Le Matricule des anges, juin 2017, par Christine Plantec
« Au mur de son atelier, à Paris, Courbet avait affiché une liste de règles : 1- Ne fais pas ce que je fais 2- Ne fais pas ce que les autres font 3- Si tu fais ce que faisait Raphaël, tu n’auras pas d’existence propre 4- Fais ce que tu vois et ce que tu ressens, fais ce que tu veux ». C’est de ce Courbet-là dont David Bosc nous dresse le portrait dans son troisième roman. Celui d’un peintre qui, bien qu’exilé après avoir abattu la colonne Vendôme pendant la Commune, s’installe à La Tour-de-Peilz, au bord du tranquille Lac Léman.
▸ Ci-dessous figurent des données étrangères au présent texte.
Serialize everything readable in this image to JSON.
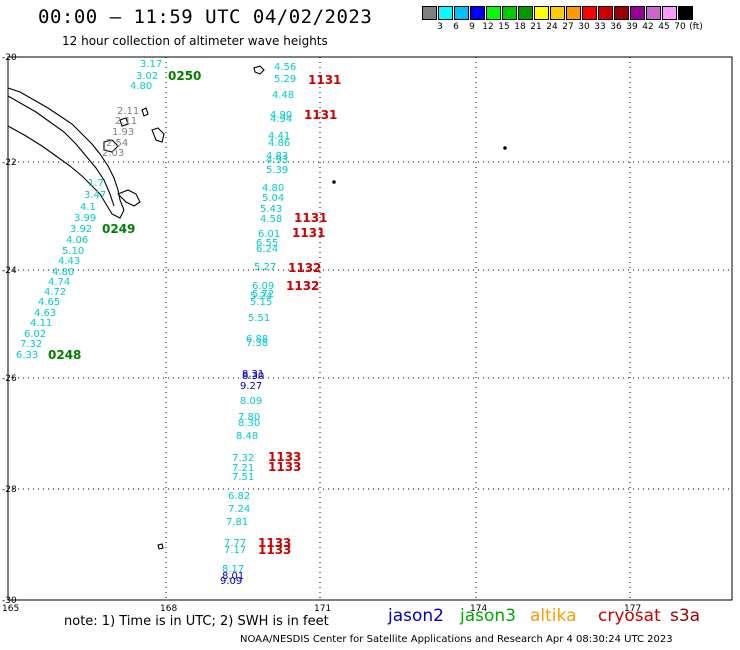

Tranquille en apparence car si pour certains le chef de file du réalisme est un homme mort artistiquement et qu’il s’achève à raison de dix litres de chasselas par jour, a contrario La Claire Fontaine en reconsidère les quatre dernières années. De 1873 à 1877, Courbet vit comme il peint : à coup de pâte généreuse. Il aime « les fleurs, les fruits, les femmes, les peux de bêtes, les peaux de fruits, les peaux de femmes, les arbres immenses et la broussaille, le sang dans les plumes, le sang dans les poils, la poudre et le plomb… »
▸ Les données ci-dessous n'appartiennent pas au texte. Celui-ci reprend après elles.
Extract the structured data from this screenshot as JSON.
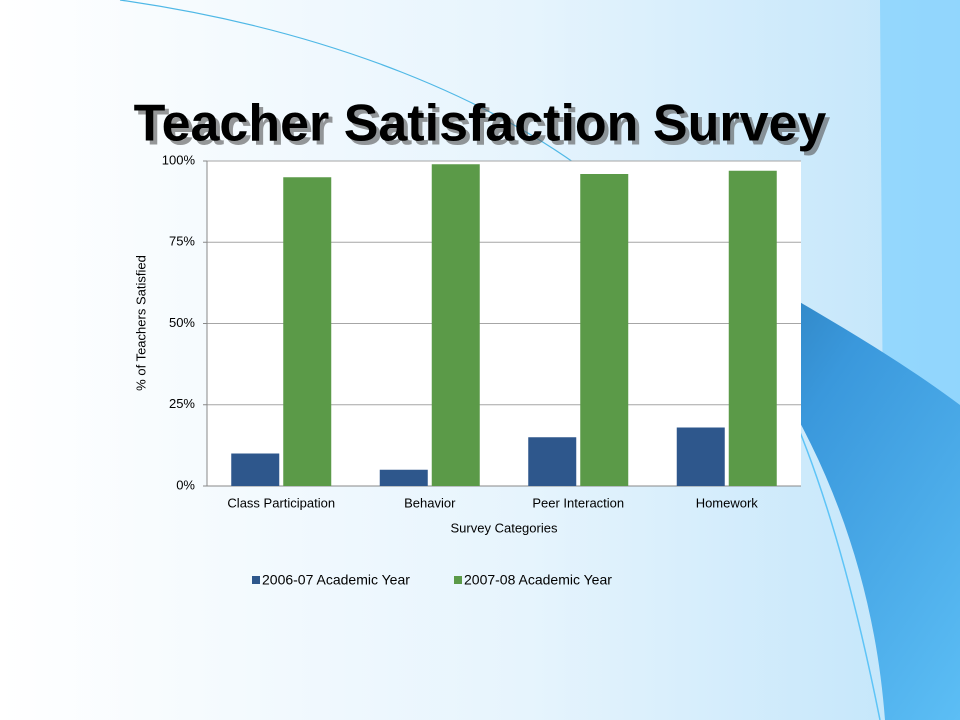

On voit alors ce qui a pu aimanter le romancier. Sa phrase ample, musicale en atteste. Aussi se dit-on que c’est moins au biographique que l’auteur a voulu s’atteler qu’à une tentative d’approche de la bête indomptable, libre qu’était Courbet, l’homme. Par les peintures du maître il tentera la captation ! Comme le héros de son premier roman Sang lié, comme Courbet, Bosc « se tient bien en face, sans aucun recul, sans ce pas en arrière et cet autre de côté qui permettent d’aménager la perspective » au point que, plongeant littéralement dans la toile, il s’y incorpore. Sous nos yeux défilent paysages, portraits, peintures animalières jusqu’à « l’infini frontal », « tellement ouvert qu’il en devient impénétrable » : c’est alors qu’en symétrie apparaissent La Source de la Loue et L’Origine du monde.
Dans le hors-champ du texte affleure alors l’autoportrait du peintre de 1841 dit Le désespéré, figurant un jeune homme en proie à l’effarement dont les deux mains s’emparent du crâne. Point aveugle qui nimbe ce magnifique roman d’une terrible mélancolie.